Dynamic fracture mechanism of thermally degraded brittle rock under impact load

During underground mining operations, rock masses are highly subjected to dynamic disturbance caused by blasting, mechanical drilling and earthquakes resulting in strain burst, slabbing and spalling. The dynamic fracture is a significant manifestation of rock failure in deep underground engineering, and it is of great importance to assess the dynamic fracture behaviour of the rock mass under elevated temperature conditions. The correlation between temperature – and loading rate-dependent dynamic fracture mechanism of strain burst is yet to be established. A good understanding of the dynamic fracture behaviour of brittle rock subjected to high-temperature under dynamic loading is required for the prediction of the damage extent during strain burst, and proper design as well as control of the underground rock structures.
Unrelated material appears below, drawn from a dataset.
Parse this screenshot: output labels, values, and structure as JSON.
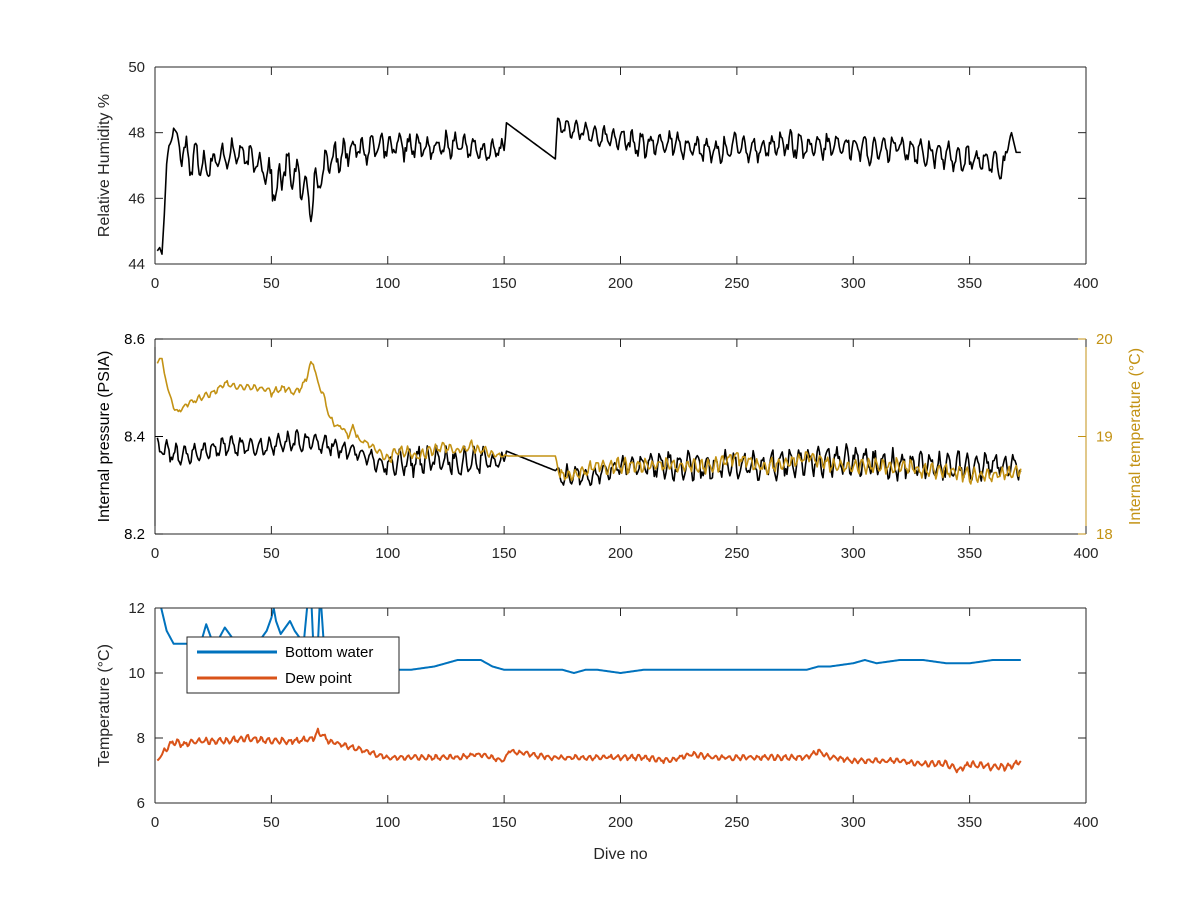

In this study, dynamic mode I fracture toughness tests are carried out on cracked chevron notched semicircular (CCNSCB) granite specimens to reveal the dynamic fracture characteristics of the brittle rock. For this purpose, a Split Hopkinson Pressure Bar (SHPB) apparatus is utilised to conduct the dynamic tests with various striker velocities on thermally degraded granite. The dynamic mechanical behaviour of granite after high-temperature treatment is examined and discussed. The dynamic fracture toughness is determined and compared for the specimens exposed to different temperatures at various dynamic impacts. The fracturing processes are recorded by a high-speed camera (HSC), and the crack propagation speeds are estimated by HSC image analysis. In addition, the dynamic fracture process and the coupled effects of temperature and loading rate on the dynamic fracture modes are identified by HSC image analysis. Energy partition characteristics in dynamic fracture of granite are quantitatively investigated.